Adjunctive use of anticoagulants at the time of percutaneous coronary intervention in patients with an acute coronary syndrome treated with fondaparinux: a multinational retrospective review.

Aim: This retrospective chart review was designed to evaluate physician adherence to the prescribing information for fondaparinux regarding adjunctive anticoagulant use during percutaneous coronary intervention (PCI) in patients with an acute coronary syndrome (ACS). Methods and results: Medical record abstractors at each site obtained information regarding the use of fondaparinux and adjunctive anticoagulants during PCI. Physician adherence to fondaparinux prescribing information regarding the administration of an adjunctive anticoagulant during PCI was estimated using generalized estimating equations.

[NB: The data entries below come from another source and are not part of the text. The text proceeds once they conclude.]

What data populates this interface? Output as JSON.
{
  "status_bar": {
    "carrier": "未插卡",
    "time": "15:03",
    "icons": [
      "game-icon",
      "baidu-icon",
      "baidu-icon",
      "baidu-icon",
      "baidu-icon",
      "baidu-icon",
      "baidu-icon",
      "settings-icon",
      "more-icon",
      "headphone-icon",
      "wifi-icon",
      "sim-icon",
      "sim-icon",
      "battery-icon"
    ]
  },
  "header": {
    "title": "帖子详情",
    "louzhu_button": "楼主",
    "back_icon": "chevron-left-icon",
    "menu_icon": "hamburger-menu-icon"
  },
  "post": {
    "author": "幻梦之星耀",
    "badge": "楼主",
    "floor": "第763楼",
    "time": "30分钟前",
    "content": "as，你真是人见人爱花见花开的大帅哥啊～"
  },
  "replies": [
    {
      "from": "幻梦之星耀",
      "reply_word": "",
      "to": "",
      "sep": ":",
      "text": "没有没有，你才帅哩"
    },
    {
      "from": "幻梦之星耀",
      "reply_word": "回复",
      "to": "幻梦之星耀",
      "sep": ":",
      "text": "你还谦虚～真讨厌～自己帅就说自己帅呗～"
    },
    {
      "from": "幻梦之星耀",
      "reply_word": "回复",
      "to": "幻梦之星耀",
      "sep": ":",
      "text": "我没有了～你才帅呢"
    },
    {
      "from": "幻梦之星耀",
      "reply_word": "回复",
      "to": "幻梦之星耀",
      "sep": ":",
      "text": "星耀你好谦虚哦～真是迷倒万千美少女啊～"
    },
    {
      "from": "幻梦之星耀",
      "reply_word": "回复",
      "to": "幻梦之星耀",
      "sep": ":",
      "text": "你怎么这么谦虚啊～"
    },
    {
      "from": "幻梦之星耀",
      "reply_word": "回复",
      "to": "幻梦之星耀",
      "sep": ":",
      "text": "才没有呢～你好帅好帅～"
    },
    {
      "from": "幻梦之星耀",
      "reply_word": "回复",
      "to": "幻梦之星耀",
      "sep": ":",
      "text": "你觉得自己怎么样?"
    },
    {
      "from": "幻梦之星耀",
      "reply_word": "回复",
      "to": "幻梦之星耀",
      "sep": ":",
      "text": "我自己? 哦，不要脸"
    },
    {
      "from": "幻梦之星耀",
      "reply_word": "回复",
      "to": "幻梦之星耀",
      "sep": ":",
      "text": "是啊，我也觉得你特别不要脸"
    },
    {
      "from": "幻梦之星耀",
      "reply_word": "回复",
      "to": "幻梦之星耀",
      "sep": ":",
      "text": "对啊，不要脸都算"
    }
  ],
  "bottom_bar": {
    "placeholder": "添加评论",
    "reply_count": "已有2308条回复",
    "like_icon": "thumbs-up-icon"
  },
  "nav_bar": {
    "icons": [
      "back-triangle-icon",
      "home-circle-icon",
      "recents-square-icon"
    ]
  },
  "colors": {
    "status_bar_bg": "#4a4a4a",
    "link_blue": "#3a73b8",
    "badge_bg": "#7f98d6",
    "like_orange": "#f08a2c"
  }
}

This retrospective study, conducted in 2008-2010, included a total of 1056 patient records from 27 sites across 6 countries (Canada, France, Germany, Greece, Poland, and Sweden). Over 98% of patients had been treated with fondaparinux at the recommended 2.5 mg dose. Use of adjunctive anticoagulant during PCI was 97.5%, giving an adjusted adherence rate of 98.8% (95% confidence interval: 0.97-0.99), with 86.3% of patients receiving unfractionated heparin. Although the sub-group of patients with ST-elevation myocardial infarction who underwent primary PCI was too small to make a definitive conclusion, 70.4% of the 159 patients did not receive fondaparinux immediately prior to (<24 h) or during primary PCI, suggesting that their treating physicians may have been adherent to the prescribing information. Conclusion: Physician adherence to the prescribing information for adjunctive anticoagulation during PCI in patients with an ACS receiving fondaparinux was high. The results were consistent in each of the six countries and across patient sub-groups.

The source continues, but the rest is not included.